Blinkie Text Generator at TextSpace.net

Buya Hamka

Picture
            Ulama, politisi, filsuf, dan sastrawan besar, adalah sederet sebutan yang tak terelakkan buat diri Hamka. Itu tercermin dari penghargaan nasional maupun internasional yang pernah diterimanya, misalnya, Doctor honoris Causa dari Universitas Al-Azhar, Mesir, tahun 1958. Gelar yang sama diberikan Universitas Kebangsaan Malaysia, 1974. Sedangkan gelar Datuk Indono dan Pangeran Wiroguno, diperoleh dari pemerintah Indonesia.

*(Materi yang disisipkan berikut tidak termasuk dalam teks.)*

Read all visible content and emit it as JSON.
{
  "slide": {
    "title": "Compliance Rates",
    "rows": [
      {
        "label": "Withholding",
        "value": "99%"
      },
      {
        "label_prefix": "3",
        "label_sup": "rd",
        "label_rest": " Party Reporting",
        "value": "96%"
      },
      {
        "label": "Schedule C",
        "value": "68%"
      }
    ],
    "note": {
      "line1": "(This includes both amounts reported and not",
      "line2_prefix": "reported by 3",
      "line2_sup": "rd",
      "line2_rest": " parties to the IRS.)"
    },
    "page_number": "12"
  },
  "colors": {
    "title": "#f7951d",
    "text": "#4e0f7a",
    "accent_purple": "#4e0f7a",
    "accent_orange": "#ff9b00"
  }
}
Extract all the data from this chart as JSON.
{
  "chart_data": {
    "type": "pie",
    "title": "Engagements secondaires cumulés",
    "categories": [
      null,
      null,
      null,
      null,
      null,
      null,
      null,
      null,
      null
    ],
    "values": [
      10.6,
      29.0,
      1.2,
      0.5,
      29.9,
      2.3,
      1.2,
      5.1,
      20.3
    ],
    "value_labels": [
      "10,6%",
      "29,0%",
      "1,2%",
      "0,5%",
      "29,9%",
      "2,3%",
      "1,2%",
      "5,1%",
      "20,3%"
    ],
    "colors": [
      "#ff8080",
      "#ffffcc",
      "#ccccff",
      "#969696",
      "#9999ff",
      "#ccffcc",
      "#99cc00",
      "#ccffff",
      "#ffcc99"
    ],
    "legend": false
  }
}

            Nama Lengkapnya Haji Abdul Malik bin Abdul Karim Amrullah, lahir di kampung Molek, Maninjau, Sumatera Barat, 17 Februari 1908. Seperti ayahandanya, Hamka kemudian menjadi tokoh nasional dan dunia Islam. Namanya disebut dengan ta’zhim sebagai “Buya” (dari bahasa Arab abi, abuya) yang berarti ayah kami, atau seseorang yang pantas dihormati.

Hamka kecil sekolah di SD Maninjau sehingga Darojah Dua (Jawa : Ongko Loro). Ketika usianya 10 tahun, sang ayah mendirikan Pesantren Sumatera Thawalib di Padang Panjang. Di situlah Hamka selnjutnya mempelajari agama dan mendalami Bahasa Arab. Selain pada ayahnya, Hamka juga berguru pada sejumlah ulama top seperti Syeikh Ibrahim Musa, Syeikh Ahmad Rasyid, Sutan Mansur, RM Surjoparonto, dan Ki Bagus Hadikusumo.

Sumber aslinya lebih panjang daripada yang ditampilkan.